Indonesia to Produce 100 Million Doses of Sinovac's Covid-19 Vaccine

Jakarta. State-run pharmaceutical company Bio Farma has set a plan to produce 100 million doses of Covid-19 vaccine once the final stage of clinical tests is completed, President Joko Widodo revealed on Wednesday.
The vaccine is being developed by China’s Sinovac Biotech who is currently conducting Phase 3 clinical trials in Brazil.
The president said Indonesia will join in the Phase 3 trials involving 1,620 volunteers.
"We will be conducting Phase 3 clinical trials of the Covid-19 vaccine involving 1,620 volunteers. The process and protocol will be closely monitored and guided by the BPOM [Drug and Food control Agency],” the president wrote on his Twitter account.
“If it works, state company Bio Farma is ready to produce 100 million doses a year.”
The company said earlier it had received 2,400 doses of the vaccine from Sinovac for clinical tests from August 3 until January next year.
“If Phase 3 clinical trials of the Covid-19 vaccine go on smoothly, Bio Farma will start producing at scale in the first quarter of 2021. We have prepared the production facility with a maximum capacity of 250 million doses,” Bio Farma President Director Honesti Basyir said in the company’s website.
At the initial stage, the company will produce 40 million doses of the vaccine before being expanded to 100 million.
He said Sinovac was appointed a partner because both companies shared similar vaccine production platform.
Before human trials begin, the Sinovac vaccine must first undergo laboratory tests at Bio Farma.
The human trials will take place at Padjadjaran University’s Medical Faculty in Bandung, West Java, the company said.

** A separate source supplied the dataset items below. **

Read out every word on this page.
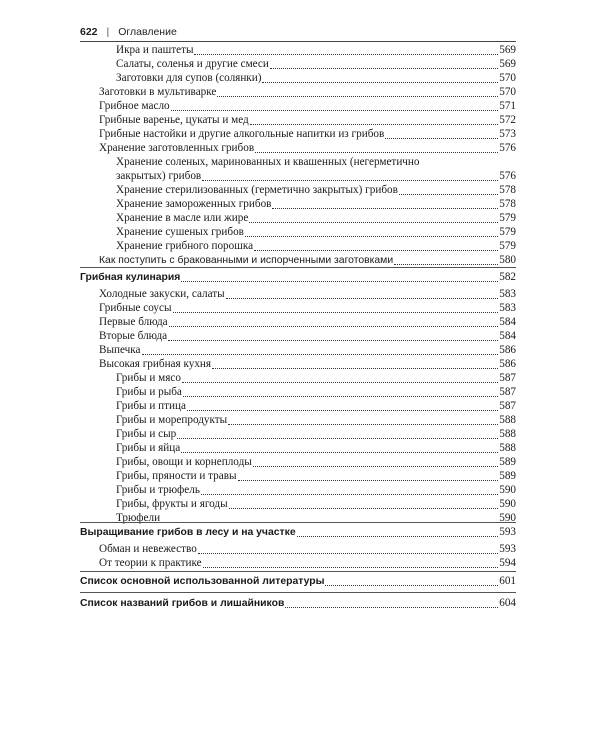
622 | Оглавление
Икра и паштеты	569
Салаты, соленья и другие смеси	569
Заготовки для супов (солянки)	570
Заготовки в мультиварке	570
Грибное масло	571
Грибные варенье, цукаты и мед	572
Грибные настойки и другие алкогольные напитки из грибов	573
Хранение заготовленных грибов	576
Хранение соленых, маринованных и квашенных (негерметично
закрытых) грибов	576
Хранение стерилизованных (герметично закрытых) грибов	578
Хранение замороженных грибов	578
Хранение в масле или жире	579
Хранение сушеных грибов	579
Хранение грибного порошка	579
Как поступить с бракованными и испорченными заготовками	580
Грибная кулинария	582
Холодные закуски, салаты	583
Грибные соусы	583
Первые блюда	584
Вторые блюда	584
Выпечка	586
Высокая грибная кухня	586
Грибы и мясо	587
Грибы и рыба	587
Грибы и птица	587
Грибы и морепродукты	588
Грибы и сыр	588
Грибы и яйца	588
Грибы, овощи и корнеплоды	589
Грибы, пряности и травы	589
Грибы и трюфель	590
Грибы, фрукты и ягоды	590
Трюфели	590
Выращивание грибов в лесу и на участке	593
Обман и невежество	593
От теории к практике	594
Список основной использованной литературы	601
Список названий грибов и лишайников	604
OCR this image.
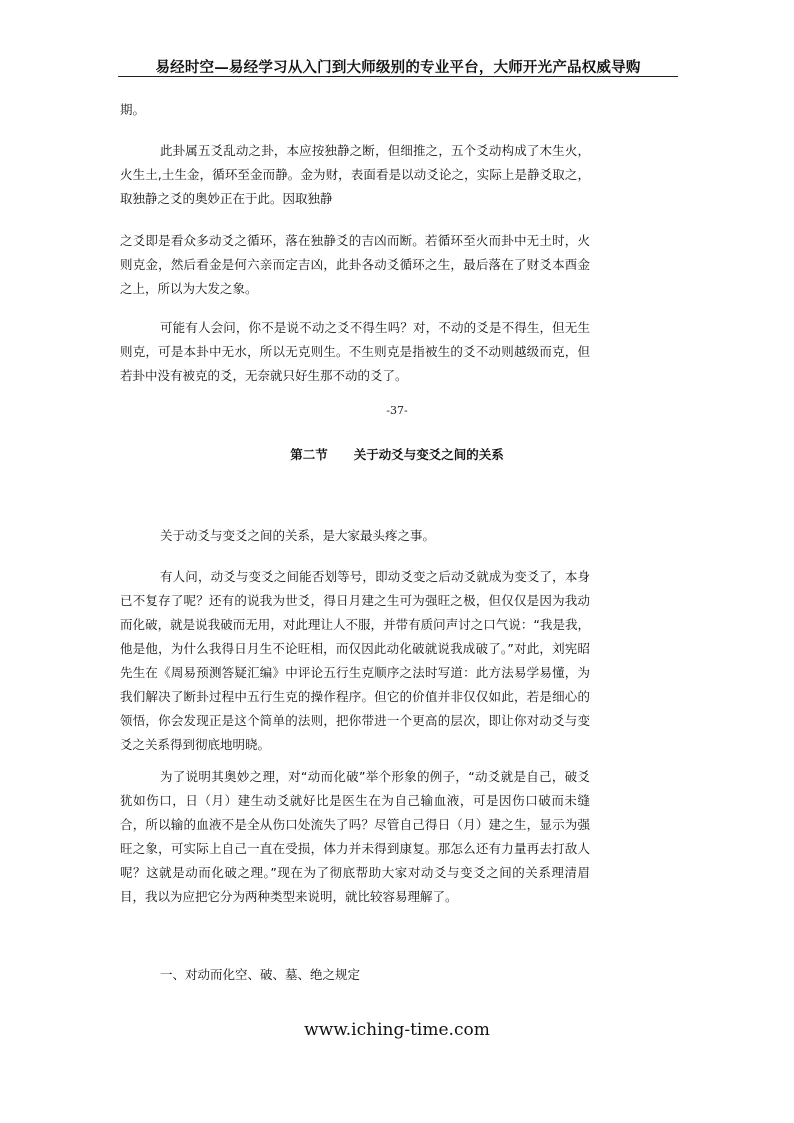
易经时空—易经学习从入门到大师级别的专业平台，大师开光产品权威导购

期。

此卦属五爻乱动之卦，本应按独静之断，但细推之，五个爻动构成了木生火，火生土,土生金，循环至金而静。金为财，表面看是以动爻论之，实际上是静爻取之，取独静之爻的奥妙正在于此。因取独静

之爻即是看众多动爻之循环，落在独静爻的吉凶而断。若循环至火而卦中无土时，火则克金，然后看金是何六亲而定吉凶，此卦各动爻循环之生，最后落在了财爻本酉金之上，所以为大发之象。

可能有人会问，你不是说不动之爻不得生吗？对，不动的爻是不得生，但无生则克，可是本卦中无水，所以无克则生。不生则克是指被生的爻不动则越级而克，但若卦中没有被克的爻，无奈就只好生那不动的爻了。

-37-
第二节      关于动爻与变爻之间的关系

关于动爻与变爻之间的关系，是大家最头疼之事。

有人问，动爻与变爻之间能否划等号，即动爻变之后动爻就成为变爻了，本身已不复存了呢？还有的说我为世爻，得日月建之生可为强旺之极，但仅仅是因为我动而化破，就是说我破而无用，对此理让人不服，并带有质问声讨之口气说：“我是我，他是他，为什么我得日月生不论旺相，而仅因此动化破就说我成破了。”对此，刘宪昭先生在《周易预测答疑汇编》中评论五行生克顺序之法时写道：此方法易学易懂，为我们解决了断卦过程中五行生克的操作程序。但它的价值并非仅仅如此，若是细心的领悟，你会发现正是这个简单的法则，把你带进一个更高的层次，即让你对动爻与变爻之关系得到彻底地明晓。

为了说明其奥妙之理，对“动而化破”举个形象的例子，“动爻就是自己，破爻犹如伤口，日（月）建生动爻就好比是医生在为自己输血液，可是因伤口破而未缝合，所以输的血液不是全从伤口处流失了吗？尽管自己得日（月）建之生，显示为强旺之象，可实际上自己一直在受损，体力并未得到康复。那怎么还有力量再去打敌人呢？这就是动而化破之理。”现在为了彻底帮助大家对动爻与变爻之间的关系理清眉目，我以为应把它分为两种类型来说明，就比较容易理解了。

一、对动而化空、破、墓、绝之规定
www.iching-time.com
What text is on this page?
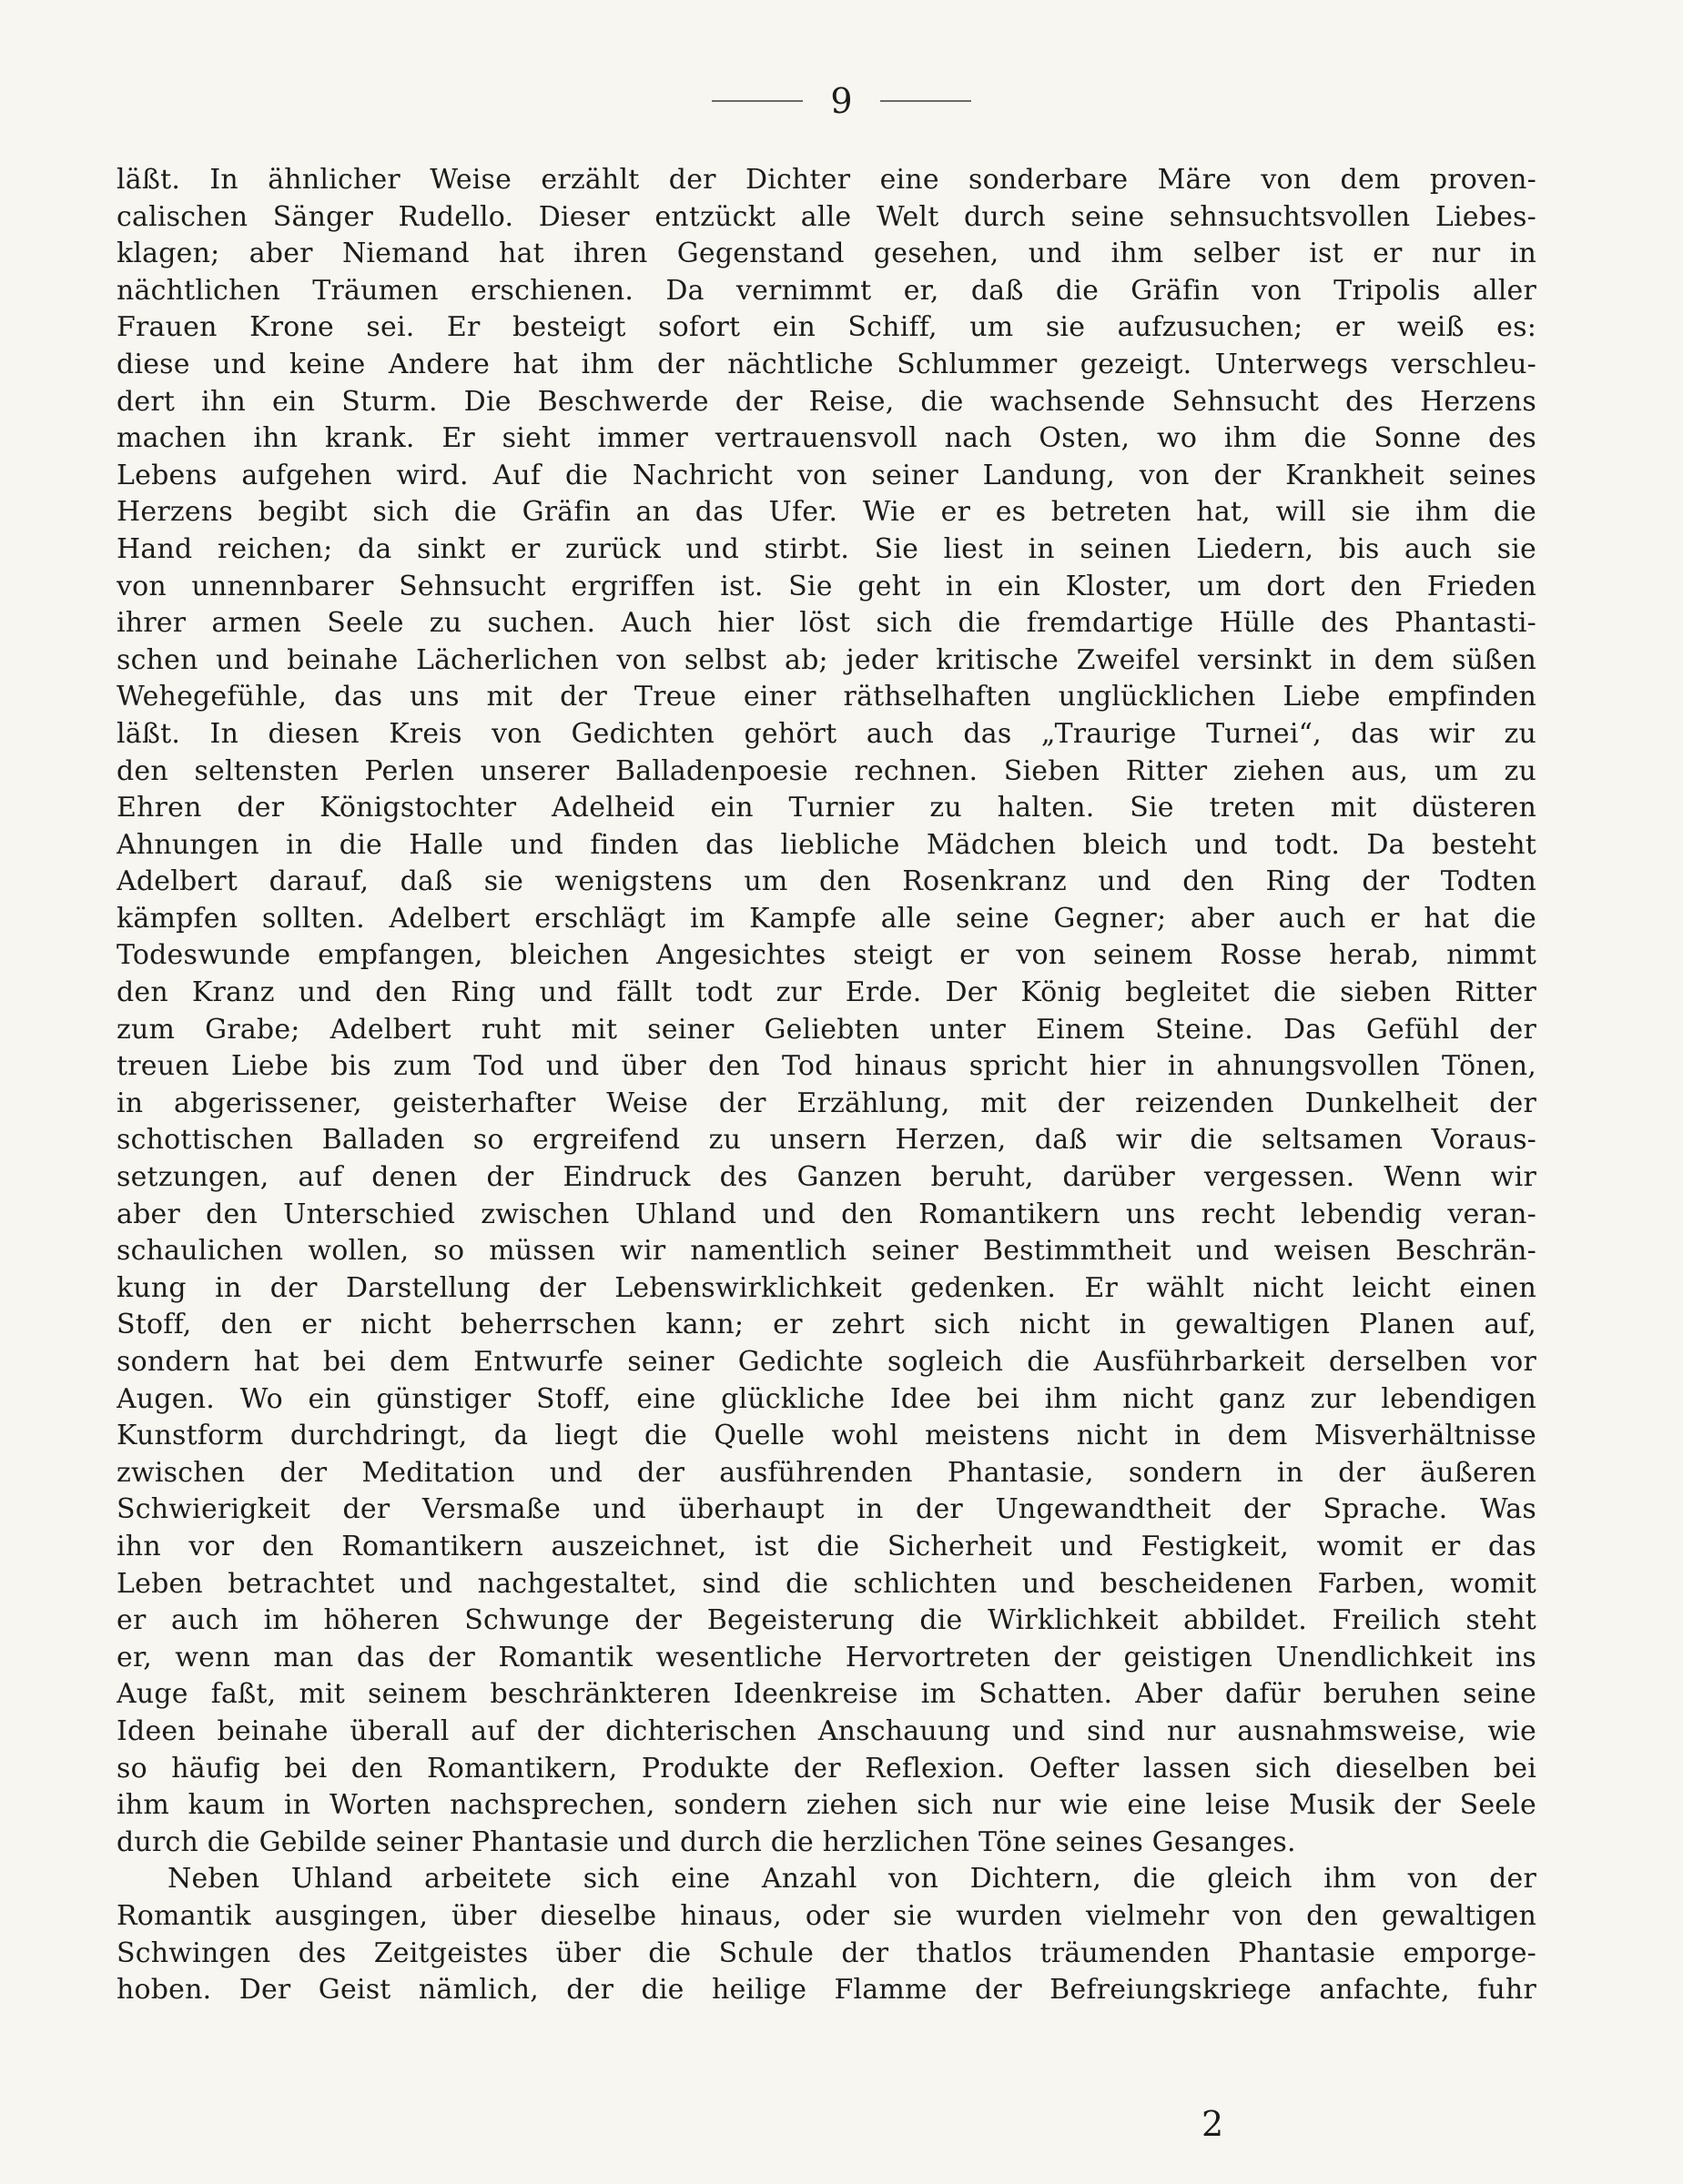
9
läßt. In ähnlicher Weise erzählt der Dichter eine sonderbare Märe von dem proven-
calischen Sänger Rudello. Dieser entzückt alle Welt durch seine sehnsuchtsvollen Liebes-
klagen; aber Niemand hat ihren Gegenstand gesehen, und ihm selber ist er nur in
nächtlichen Träumen erschienen. Da vernimmt er, daß die Gräfin von Tripolis aller
Frauen Krone sei. Er besteigt sofort ein Schiff, um sie aufzusuchen; er weiß es:
diese und keine Andere hat ihm der nächtliche Schlummer gezeigt. Unterwegs verschleu-
dert ihn ein Sturm. Die Beschwerde der Reise, die wachsende Sehnsucht des Herzens
machen ihn krank. Er sieht immer vertrauensvoll nach Osten, wo ihm die Sonne des
Lebens aufgehen wird. Auf die Nachricht von seiner Landung, von der Krankheit seines
Herzens begibt sich die Gräfin an das Ufer. Wie er es betreten hat, will sie ihm die
Hand reichen; da sinkt er zurück und stirbt. Sie liest in seinen Liedern, bis auch sie
von unnennbarer Sehnsucht ergriffen ist. Sie geht in ein Kloster, um dort den Frieden
ihrer armen Seele zu suchen. Auch hier löst sich die fremdartige Hülle des Phantasti-
schen und beinahe Lächerlichen von selbst ab; jeder kritische Zweifel versinkt in dem süßen
Wehegefühle, das uns mit der Treue einer räthselhaften unglücklichen Liebe empfinden
läßt. In diesen Kreis von Gedichten gehört auch das „Traurige Turnei“, das wir zu
den seltensten Perlen unserer Balladenpoesie rechnen. Sieben Ritter ziehen aus, um zu
Ehren der Königstochter Adelheid ein Turnier zu halten. Sie treten mit düsteren
Ahnungen in die Halle und finden das liebliche Mädchen bleich und todt. Da besteht
Adelbert darauf, daß sie wenigstens um den Rosenkranz und den Ring der Todten
kämpfen sollten. Adelbert erschlägt im Kampfe alle seine Gegner; aber auch er hat die
Todeswunde empfangen, bleichen Angesichtes steigt er von seinem Rosse herab, nimmt
den Kranz und den Ring und fällt todt zur Erde. Der König begleitet die sieben Ritter
zum Grabe; Adelbert ruht mit seiner Geliebten unter Einem Steine. Das Gefühl der
treuen Liebe bis zum Tod und über den Tod hinaus spricht hier in ahnungsvollen Tönen,
in abgerissener, geisterhafter Weise der Erzählung, mit der reizenden Dunkelheit der
schottischen Balladen so ergreifend zu unsern Herzen, daß wir die seltsamen Voraus-
setzungen, auf denen der Eindruck des Ganzen beruht, darüber vergessen. Wenn wir
aber den Unterschied zwischen Uhland und den Romantikern uns recht lebendig veran-
schaulichen wollen, so müssen wir namentlich seiner Bestimmtheit und weisen Beschrän-
kung in der Darstellung der Lebenswirklichkeit gedenken. Er wählt nicht leicht einen
Stoff, den er nicht beherrschen kann; er zehrt sich nicht in gewaltigen Planen auf,
sondern hat bei dem Entwurfe seiner Gedichte sogleich die Ausführbarkeit derselben vor
Augen. Wo ein günstiger Stoff, eine glückliche Idee bei ihm nicht ganz zur lebendigen
Kunstform durchdringt, da liegt die Quelle wohl meistens nicht in dem Misverhältnisse
zwischen der Meditation und der ausführenden Phantasie, sondern in der äußeren
Schwierigkeit der Versmaße und überhaupt in der Ungewandtheit der Sprache. Was
ihn vor den Romantikern auszeichnet, ist die Sicherheit und Festigkeit, womit er das
Leben betrachtet und nachgestaltet, sind die schlichten und bescheidenen Farben, womit
er auch im höheren Schwunge der Begeisterung die Wirklichkeit abbildet. Freilich steht
er, wenn man das der Romantik wesentliche Hervortreten der geistigen Unendlichkeit ins
Auge faßt, mit seinem beschränkteren Ideenkreise im Schatten. Aber dafür beruhen seine
Ideen beinahe überall auf der dichterischen Anschauung und sind nur ausnahmsweise, wie
so häufig bei den Romantikern, Produkte der Reflexion. Oefter lassen sich dieselben bei
ihm kaum in Worten nachsprechen, sondern ziehen sich nur wie eine leise Musik der Seele
durch die Gebilde seiner Phantasie und durch die herzlichen Töne seines Gesanges.
Neben Uhland arbeitete sich eine Anzahl von Dichtern, die gleich ihm von der
Romantik ausgingen, über dieselbe hinaus, oder sie wurden vielmehr von den gewaltigen
Schwingen des Zeitgeistes über die Schule der thatlos träumenden Phantasie emporge-
hoben. Der Geist nämlich, der die heilige Flamme der Befreiungskriege anfachte, fuhr
2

The 1,620 subjects are volunteers between 18 and 59 years old who meet certain criteria.
Vaccine from Oxford
These announcements came amid encouraging news that another Covid-19 vaccine being developed by the University of Oxford, the UK, is capable of generating antibodies and white blood cells against the virus during Phase 1 and Phase 2 of clinical trials.
The British Embassy in Jakarta said 100 percent of the participants developed antibodies after being given two doses of the vaccine, and 90 percent of them only needed one dose to develop antibodies.
“When the history books are written, this week’s encouraging news from Oxford, taken together with simultaneous announcements by those working on a vaccine here in Indonesia, might come to be regarded as the moment when the tide turned,” Deputy Ambassador to Indonesia Rob Fenn said in a statement.
“Whether it is this vaccine, or another, that ultimately makes the difference, the UK and Indonesia have emphasized from the outset the importance of a vaccine that is affordable and accessible to everyone,” he said.